Cena uniezależnienia

O co chodzi z odłączeniem? System elektroenergetyczny ENTSO-E, do którego właśnie dołączyły kraje bałtyckie, znacząco różni się od postsowieckiego systemu BRELL, pod którym dotychczas funkcjonowały. Przede wszystkim ENTSO-E jest częścią zintegrowanego rynku Unii Europejskiej, gdzie obowiązują ścisłe regulacje zapewniające transparentność, konkurencyjność oraz integrację odnawialnych źródeł energii. W przeciwieństwie do tego BRELL był systemem kontrolowanym głównie przez Rosję, co stwarzało ryzyko politycznego wykorzystywania energii jako narzędzia nacisku.

Pod względem technicznym ENTSO-E działa w ramach synchronizacji zachodnioeuropejskiej, co oznacza stabilne napięcie i częstotliwość (50 Hz) na całym obszarze. BRELL natomiast funkcjonował według postsowieckich standardów, wymagających dodatkowych technologicznych dostosowań, aby móc połączyć się z siecią europejską. Warto również zauważyć, że ENTSO-E opiera się na zdecentralizowanym modelu, w którym wiele operatorów w różnych krajach współpracuje w celu zapewnienia stabilności sieci, podczas gdy BRELL był silnie scentralizowany i zależny od Rosji, co umożliwiało jej ewentualne ograniczanie dostaw energii do krajów bałtyckich.

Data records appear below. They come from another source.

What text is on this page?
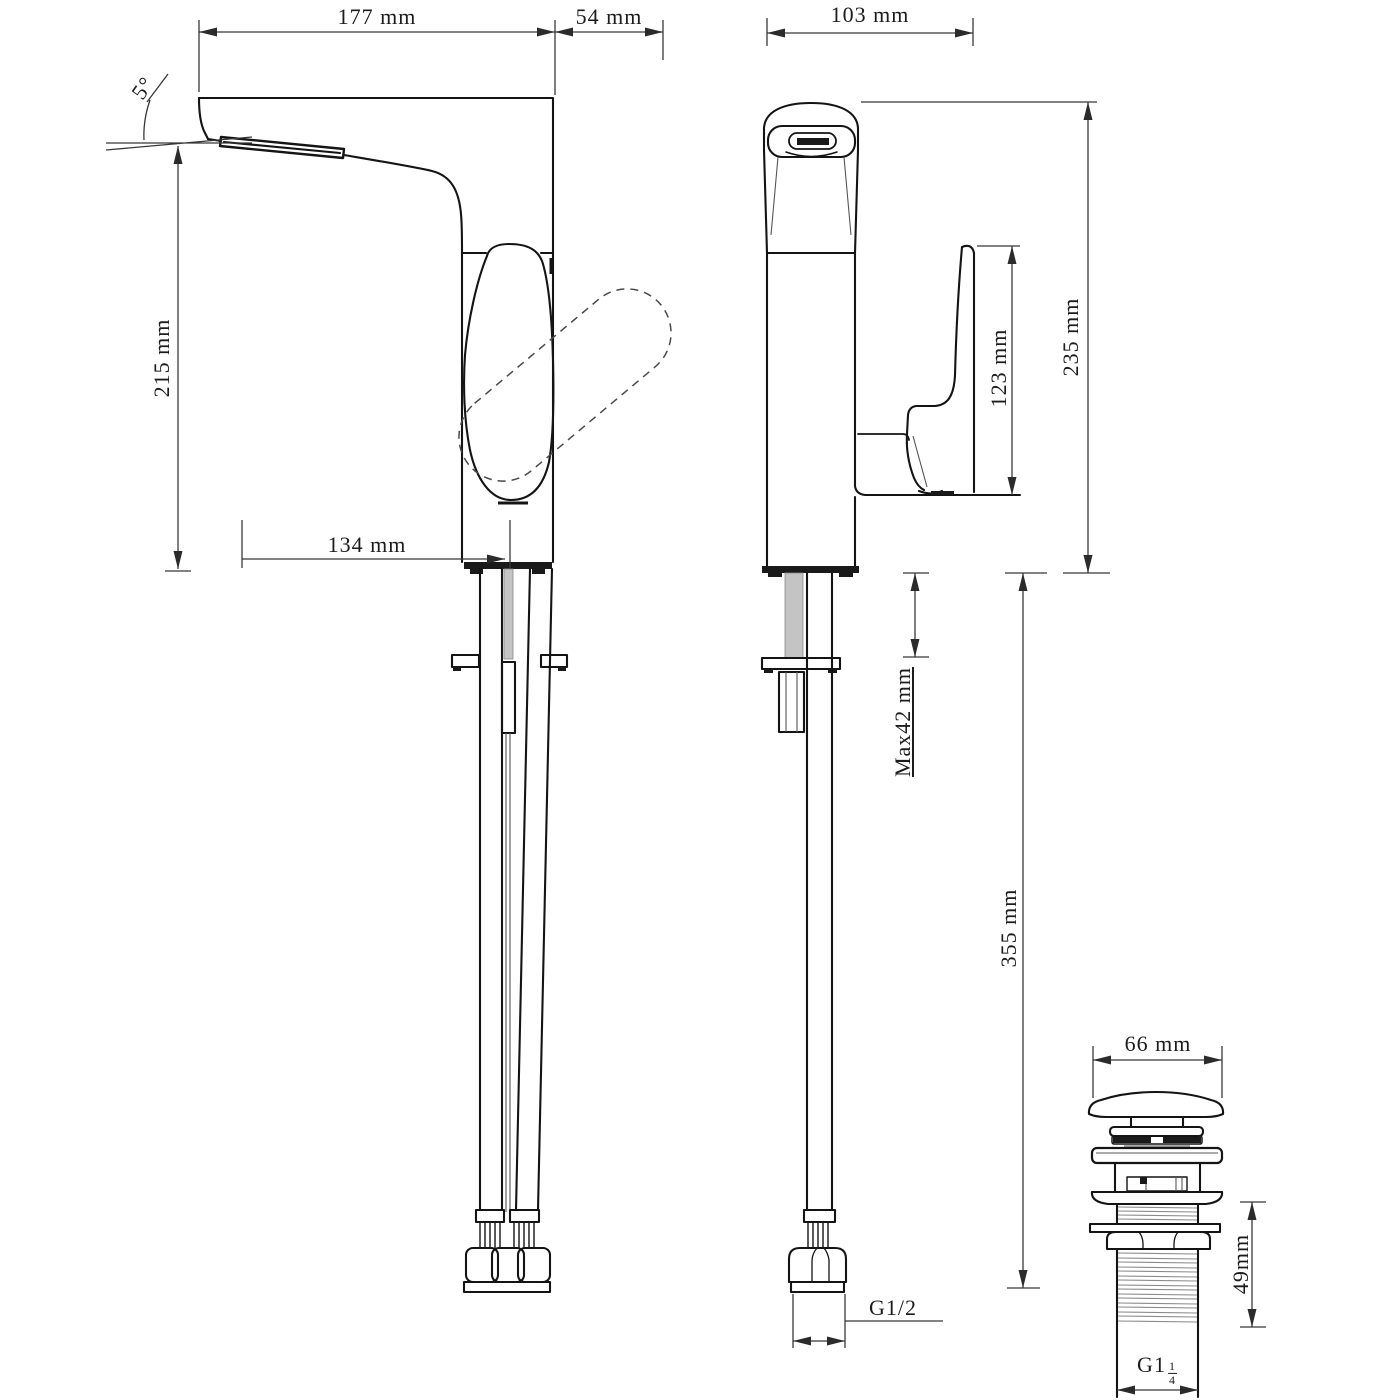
177 mm	54 mm
5°
215 mm
134 mm
103 mm
123 mm 235 mm
Max42 mm
355 mm
G1/2
66 mm
49mm
$G1 \frac{1}{4}$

Jednym z kluczowych atutów europejskiego systemu jest jego otwartość na odnawialne źródła energii. ENTSO-E zapewnia lepszą integrację energii wiatrowej i słonecznej oraz dostęp do unijnego rynku, co ułatwia handel energią między krajami. BRELL natomiast opierał się głównie na tradycyjnych elektrowniach, takich jak gazowe, węglowe i atomowe, co ograniczało elastyczność systemu. Dodatkowo, infrastruktura ENTSO-E jest stale modernizowana i dostosowywana do potrzeb dynamicznego rynku energii, podczas gdy BRELL bazował na starszych, postsowieckich sieciach przesyłowych, które nie pozwalały na optymalne zarządzanie przepływem energii. Synchronizacja krajów bałtyckich z europejskim systemem oznacza większą niezależność od Rosji, lepszą stabilność dostaw energii oraz możliwość korzystania z jednolitego rynku energetycznego Unii Europejskiej. W dłuższej perspektywie może to skutkować obniżeniem kosztów energii, zwiększeniem udziału źródeł odnawialnych oraz wzmocnieniem bezpieczeństwa energetycznego całego regionu.

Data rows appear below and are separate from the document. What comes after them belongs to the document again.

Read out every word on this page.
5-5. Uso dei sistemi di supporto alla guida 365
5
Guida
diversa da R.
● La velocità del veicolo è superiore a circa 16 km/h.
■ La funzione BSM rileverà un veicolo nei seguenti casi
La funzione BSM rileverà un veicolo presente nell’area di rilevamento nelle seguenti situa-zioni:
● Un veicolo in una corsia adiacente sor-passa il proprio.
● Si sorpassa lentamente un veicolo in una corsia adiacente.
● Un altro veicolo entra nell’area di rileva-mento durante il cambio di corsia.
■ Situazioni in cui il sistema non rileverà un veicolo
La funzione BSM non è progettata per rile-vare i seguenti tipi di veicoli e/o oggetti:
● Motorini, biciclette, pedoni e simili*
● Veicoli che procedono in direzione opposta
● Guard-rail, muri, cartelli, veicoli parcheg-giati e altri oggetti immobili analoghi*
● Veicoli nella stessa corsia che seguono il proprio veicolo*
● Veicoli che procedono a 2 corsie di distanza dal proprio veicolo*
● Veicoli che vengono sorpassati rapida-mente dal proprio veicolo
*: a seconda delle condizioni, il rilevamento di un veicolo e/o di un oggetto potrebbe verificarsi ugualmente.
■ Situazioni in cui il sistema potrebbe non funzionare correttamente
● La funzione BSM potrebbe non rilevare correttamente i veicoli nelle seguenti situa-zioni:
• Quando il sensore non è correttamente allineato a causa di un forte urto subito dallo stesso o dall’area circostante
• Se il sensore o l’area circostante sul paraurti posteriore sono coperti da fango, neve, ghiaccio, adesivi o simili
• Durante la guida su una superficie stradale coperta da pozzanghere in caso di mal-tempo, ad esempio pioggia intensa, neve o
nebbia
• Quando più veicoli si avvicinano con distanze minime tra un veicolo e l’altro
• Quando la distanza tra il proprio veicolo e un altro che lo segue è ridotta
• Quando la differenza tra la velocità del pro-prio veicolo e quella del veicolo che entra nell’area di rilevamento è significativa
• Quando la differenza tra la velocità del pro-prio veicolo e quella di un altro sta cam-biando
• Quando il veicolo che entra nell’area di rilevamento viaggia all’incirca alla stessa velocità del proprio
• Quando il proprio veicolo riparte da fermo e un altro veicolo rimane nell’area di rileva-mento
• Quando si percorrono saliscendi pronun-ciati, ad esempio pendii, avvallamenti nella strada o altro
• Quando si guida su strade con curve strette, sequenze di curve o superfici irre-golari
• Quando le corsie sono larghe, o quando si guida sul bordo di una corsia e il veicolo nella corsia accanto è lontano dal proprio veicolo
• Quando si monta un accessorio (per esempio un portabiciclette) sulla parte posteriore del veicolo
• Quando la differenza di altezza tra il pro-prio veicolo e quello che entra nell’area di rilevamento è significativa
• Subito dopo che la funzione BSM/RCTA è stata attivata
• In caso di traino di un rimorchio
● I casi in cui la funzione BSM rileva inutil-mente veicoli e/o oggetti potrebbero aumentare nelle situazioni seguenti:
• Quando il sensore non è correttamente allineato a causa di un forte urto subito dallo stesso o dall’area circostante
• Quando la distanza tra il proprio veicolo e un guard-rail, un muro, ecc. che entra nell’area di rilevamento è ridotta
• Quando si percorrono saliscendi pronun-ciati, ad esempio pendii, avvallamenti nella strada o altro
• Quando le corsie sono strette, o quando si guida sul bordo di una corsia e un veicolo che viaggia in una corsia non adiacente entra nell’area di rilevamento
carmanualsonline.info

Badania przeprowadzone przez litewską firmę Mediaskopas wykazały, że po odłączeniu się krajów bałtyckich od poradzieckiego systemu i przyłączeniu do europejskiego systemu przesyłowego CESA, liczba artykułów w rosyjskich mediach na ten temat wzrosła z 3,65 tys. do ponad 8 tys. Treści te często przedstawiają apokaliptyczne scenariusze, sugerując, że kraje bałtyckie stoją w obliczu kryzysu energetycznego z powodu porzucenia współpracy z Rosją.

Kampanie dezinformacyjne dotyczące cen energii po przyłączeniu krajów bałtyckich do europejskiego systemu elektroenergetycznego mają na celu podważenie zaufania społeczeństwa do nowych rozwiązań energetycznych oraz wywołanie niepokoju wśród obywateli. Władze oraz eksperci energetyczni tych krajów regularnie dementują te informacje, zapewniając o stabilności i bezpieczeństwie nowego systemu. Jakkolwiek w trakcie kampanii społecznej ukierunkowanej na pokazanie negatywnych skutków, doszło do przecięcia jednego z kabli zapewniających bezpieczeństwo energetyczne, czyli wspomniany EastLink2. Jak udowodniono powyżej, co miało bardzo poważne konsekwencje społeczne i ekonomiczne. Kabel został przecięty w idealnym z punktu widzenia Kremla momencie. Przypadek?